W lipcu 1870 r. w czasie kolacji z ministrem wojny i generałem Helmutem von Moltkem Otto von Bismarck dostał depeszę od króla Prus Wilhelma I, który kurował się w Ems. Król w liście, który przeszedł do historii jako depesza emska, pisał, że odprawił ambasadora Francji domagającego się zapewnienia, że Prusy nigdy nie będą chciały osadzić swojego monarchy na tronie hiszpańskim.

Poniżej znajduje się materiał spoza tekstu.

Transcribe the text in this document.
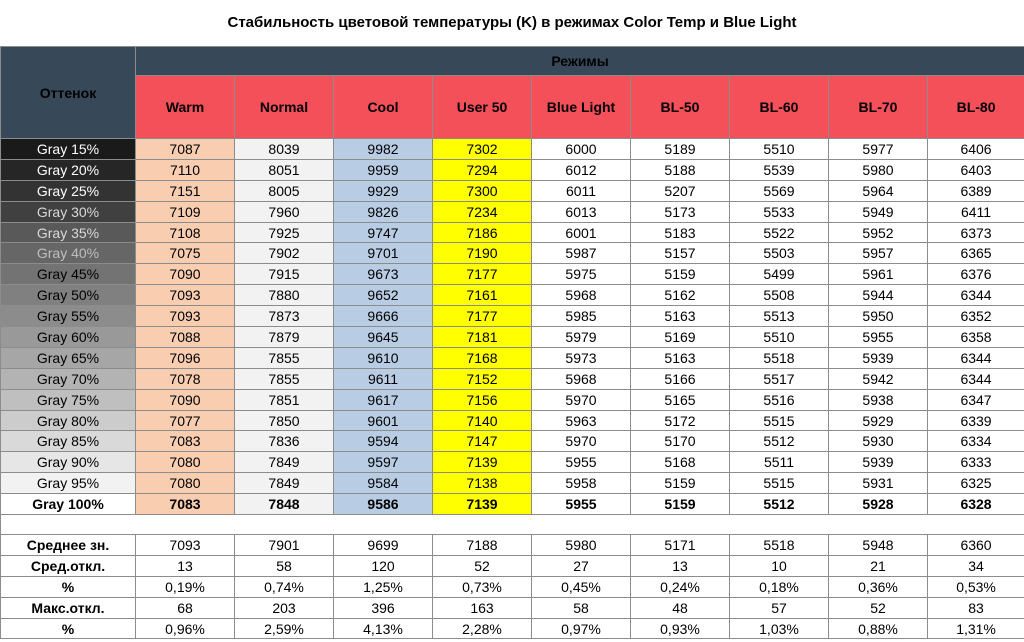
Стабильность цветовой температуры (K) в режимах Color Temp и Blue Light
Оттенок	Режимы								
	Warm	Normal	Cool	User 50	Blue Light	BL-50	BL-60	BL-70	BL-80
Gray 15%	7087	8039	9982	7302	6000	5189	5510	5977	6406
Gray 20%	7110	8051	9959	7294	6012	5188	5539	5980	6403
Gray 25%	7151	8005	9929	7300	6011	5207	5569	5964	6389
Gray 30%	7109	7960	9826	7234	6013	5173	5533	5949	6411
Gray 35%	7108	7925	9747	7186	6001	5183	5522	5952	6373
Gray 40%	7075	7902	9701	7190	5987	5157	5503	5957	6365
Gray 45%	7090	7915	9673	7177	5975	5159	5499	5961	6376
Gray 50%	7093	7880	9652	7161	5968	5162	5508	5944	6344
Gray 55%	7093	7873	9666	7177	5985	5163	5513	5950	6352
Gray 60%	7088	7879	9645	7181	5979	5169	5510	5955	6358
Gray 65%	7096	7855	9610	7168	5973	5163	5518	5939	6344
Gray 70%	7078	7855	9611	7152	5968	5166	5517	5942	6344
Gray 75%	7090	7851	9617	7156	5970	5165	5516	5938	6347
Gray 80%	7077	7850	9601	7140	5963	5172	5515	5929	6339
Gray 85%	7083	7836	9594	7147	5970	5170	5512	5930	6334
Gray 90%	7080	7849	9597	7139	5955	5168	5511	5939	6333
Gray 95%	7080	7849	9584	7138	5958	5159	5515	5931	6325
Gray 100%	7083	7848	9586	7139	5955	5159	5512	5928	6328

Среднее зн.	7093	7901	9699	7188	5980	5171	5518	5948	6360
Сред.откл.	13	58	120	52	27	13	10	21	34
%	0,19%	0,74%	1,25%	0,73%	0,45%	0,24%	0,18%	0,36%	0,53%
Макс.откл.	68	203	396	163	58	48	57	52	83
%	0,96%	2,59%	4,13%	2,28%	0,97%	0,93%	1,03%	0,88%	1,31%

Prusy i tak nie chciały, ale Bismarck wykorzystał okazję. We trzech zaostrzyli wymowę depeszy i następnego dnia ukazała się ona w niemieckiej prasie. Oburzony cesarz Francji i jego współpracownicy wydali Prusom wojnę. Po sześciu miesiącach przegrali z kretesem. Prusy połączyły się z innymi krajami niemieckimi i powstały Niemcy, a król Prus został cesarzem Niemiec. Wszystko zaczęło się od jednego krótkiego tekstu.
W sytuacjach drażliwych w polityce nie należy zatem pisać. Mądrość to niby znana powszechnie, ale – jak się ostatnio okazało – nie wszystkim. „Verba volant, scripta manent” (słowa ulatują, pisma pozostają).